Outside advice was also critical. Jim Haskins, University of Florida-Gainesville, and Seymour Drescher, University of Pittsburgh, helped shape the overall direction of the research and provided insightful comments on early drafts. Reviewers David Blight, Amherst College; Alan M. Kraut, American University; and Nicolai Cikovsky, Jr., National Gallery of Art are responsible for improvements in the final report.
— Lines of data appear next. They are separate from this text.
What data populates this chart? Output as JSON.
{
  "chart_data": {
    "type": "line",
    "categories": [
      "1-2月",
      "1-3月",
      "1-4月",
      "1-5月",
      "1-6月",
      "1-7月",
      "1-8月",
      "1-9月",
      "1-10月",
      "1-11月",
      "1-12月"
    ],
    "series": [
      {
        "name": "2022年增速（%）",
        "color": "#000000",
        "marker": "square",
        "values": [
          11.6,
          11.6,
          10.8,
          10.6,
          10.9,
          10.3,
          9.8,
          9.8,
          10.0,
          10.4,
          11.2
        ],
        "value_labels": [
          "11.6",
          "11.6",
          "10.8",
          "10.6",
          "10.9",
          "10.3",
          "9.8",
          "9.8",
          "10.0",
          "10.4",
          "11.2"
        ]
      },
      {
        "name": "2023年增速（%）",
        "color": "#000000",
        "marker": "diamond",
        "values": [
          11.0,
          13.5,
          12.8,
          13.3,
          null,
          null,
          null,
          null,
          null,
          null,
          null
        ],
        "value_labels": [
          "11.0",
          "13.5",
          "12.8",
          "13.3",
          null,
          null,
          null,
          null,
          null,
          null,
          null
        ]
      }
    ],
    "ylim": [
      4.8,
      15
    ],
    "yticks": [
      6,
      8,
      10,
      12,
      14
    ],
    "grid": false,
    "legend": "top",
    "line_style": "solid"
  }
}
My friends and family heard more about the history of the Statue of Liberty than they ever wanted to know. I am deeply indebted to Bernadette Williams, Ronnie Brown, Fran Morrill-Schlitt, Constance Dinges, Maurice Karpman, and Meg Joseph for keeping me on course when I thought I couldn’t take another step and to Katy, who runs a mean microfiche machine and makes all hard work worthwhile.